I went to a presentation at the American Educational Research Association annual meeting this year in New Orleans about the national education technology plan.  It was a fascinating symposium that went through a brief history of how the internet has affected students and learning throughout the U.S., and spent a lot of time explaining the plan for the near future.  All sorts of innovative ideas were shared about the impact technology is having (and could potentially have) on education, and the capabilities teachers have at their fingertips.  The catch is: only if there’s funding.  And at this point, the federal education technology plan puts the pressure on the states to back the plan with dollars to make it happen.  Of course we all know what’s happening with state budgets: they’re being slashed, and things like education are taking a huge hit.

So in my eyes, we’re at a real crossroads.  It’s not a clear-cut crossroads or even a fork in the road exactly — while I’m framing my thoughts here in the context of two distinct bodies (physical and digital), I see them as necessarily tangled.  I think a period of time will continue for a while in which most of us will kind of fumble now and then when we try to use an app that replicates something we’re already knowledgeable of tangibly (i.e., a book), but that eventually, the digital world will no longer seem to replicate (or try to imitate) the physical in the same ways.

I have so much more to say about this, but it’s the first week of the semester and I’m completely spent.  More tomorrow.

2 Replies to “Where Physical Ends and Digital Begins”

  1. Did you know that Princeton is cutting the landlines in dorm rooms, too? Because everyone has cell phones. Just ten years ago in college, I knew not a single person on campus with a cell phone. And now, no more UCALL. Crazy.

  2. That is crazy! If cell phones existed when we were in school, I would have needed to keep it padded with bubble wrap and attached to me.
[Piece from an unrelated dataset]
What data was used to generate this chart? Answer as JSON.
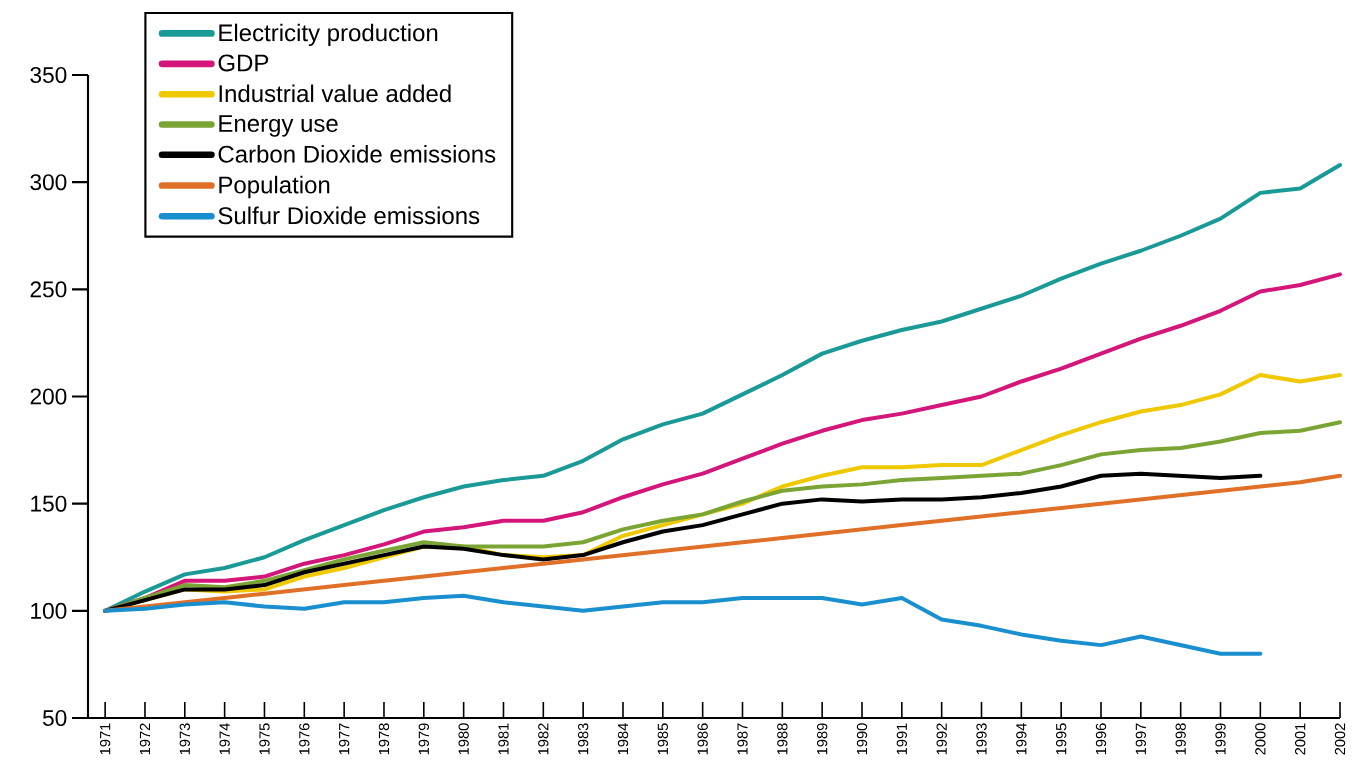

But my clumsiness aside, I guess the necessity for having instant access to information/emails/texts has risen to that point. But what of emergencies? I was thinking about that as we battened down the hatches in NYC in anticipation of Hurricane Irene. If my cell phone was charged, and the electricity went out, would it work? Last time something like that actually happened (the blackout of 2003), the cell lines were so clogged that it didn’t matter my phone was fully charged… Anyway, UCALL! End of an era.